This equation is called Claude Shannon’s entropy equation. Let’s break down this equation:

  • $H(x_i)$ is the entropy of the next byte $x_i$
  • $p_e(x_i = v|x<i)$ is the probability of the next byte $x_i$ being $v$ given the previous bytes $x<i$
  • $\log p_e(x_i = v|x<i)$ is the log probability of the next byte $x_i$ being $v$ given the previous bytes $x<i$

Entropy is a measure of the uncertainty or randomness of a probability distribution. In this case, it measures the uncertainty of the next byte in the sequence given the previous bytes.

Why is Entropy important in patching?

Imagine you are talking to your friend on a call and you start the conversation with “Hello, how are you?” And your friend responds with one of the following:

  1. “Hello, I’m great!”
  2. “Flying Elephants in the zoo are very cute!”

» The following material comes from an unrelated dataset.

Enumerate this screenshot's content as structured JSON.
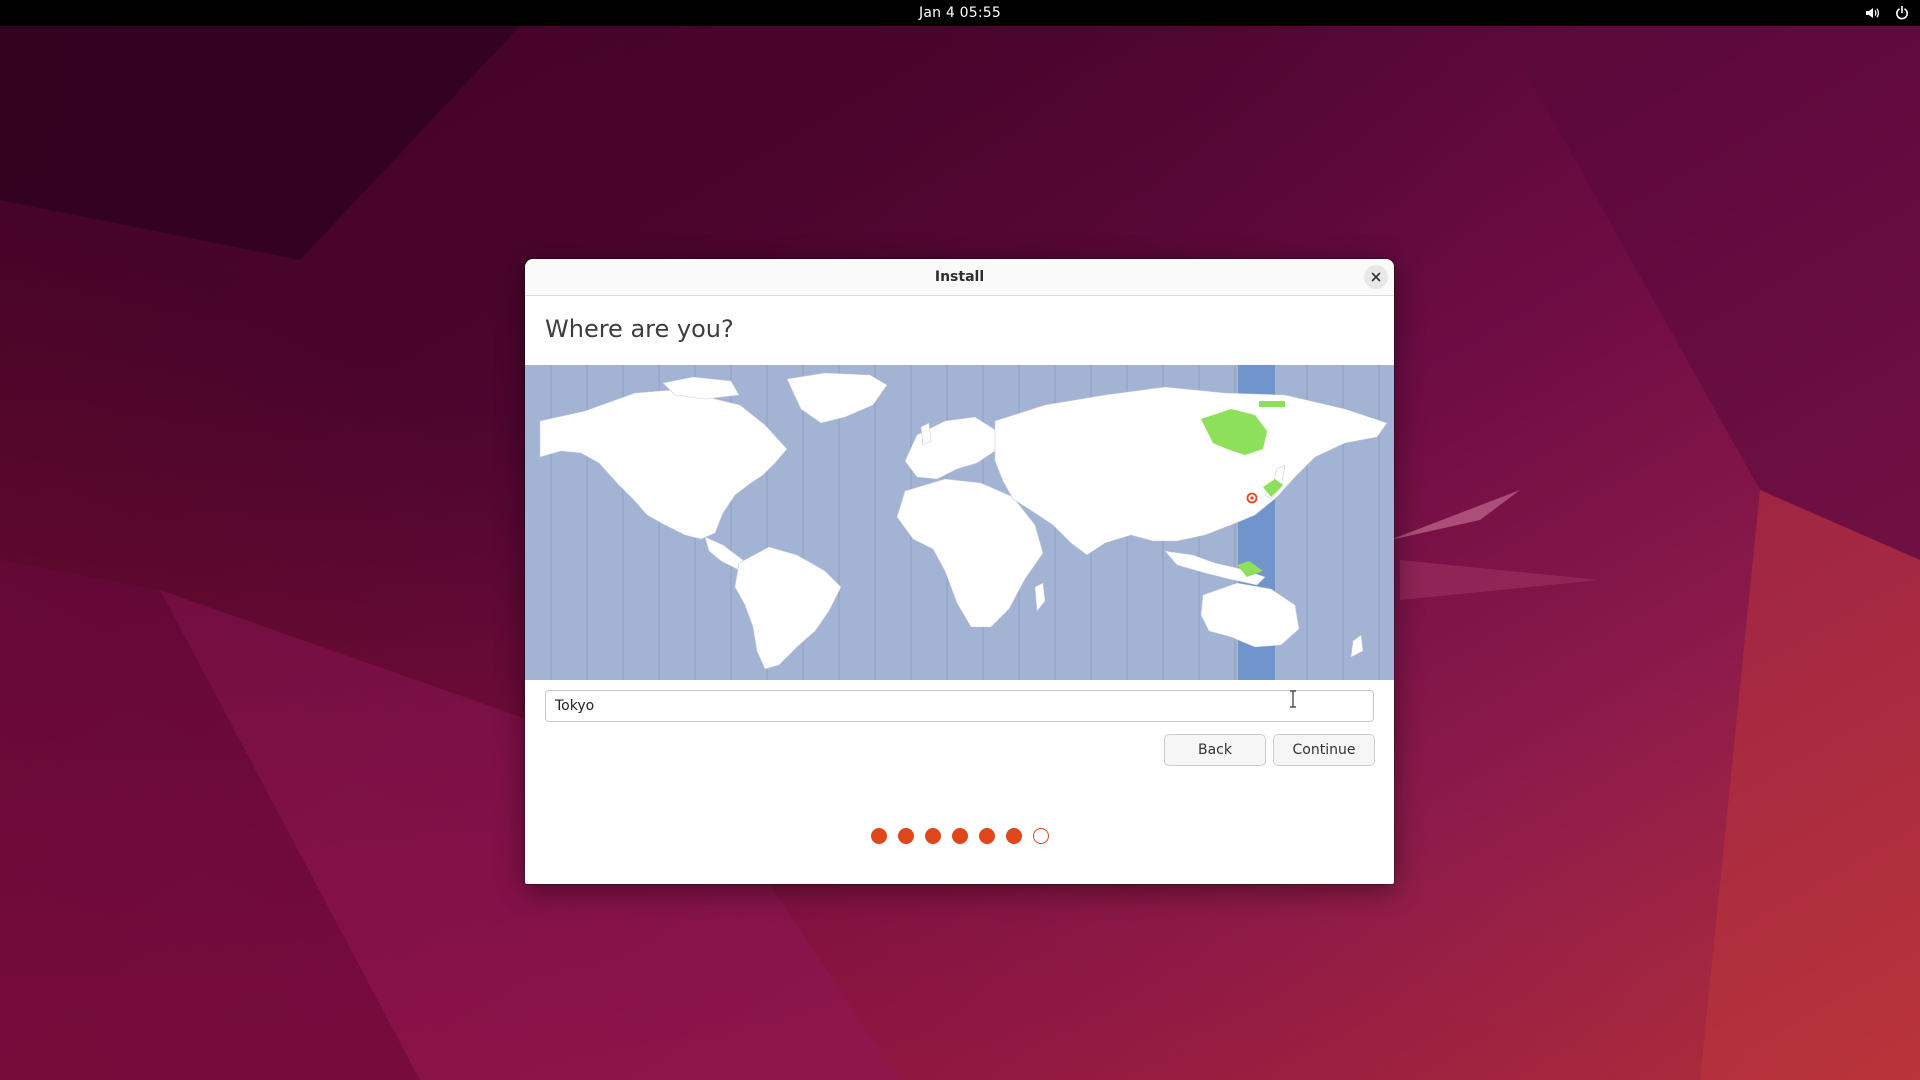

Which of the above responses is more surprising? I think we all agree that the second response is more surprising, and extremely unlikely to be the response to the question “Hello, how are you?”.

The entropy equation $(1)$ helps us measure how likely a byte sequence is. Just like we can tell if a sentence/word is highly unlikely, we can also measure how random a byte sequence is.

How does Entropy intuition translate into patching?

Researchers trained a small model to predict the entropy $H(x_i)$ of the next byte given a byte sequence. So let’s try to visualize and understand how this entropy model works with a diagram.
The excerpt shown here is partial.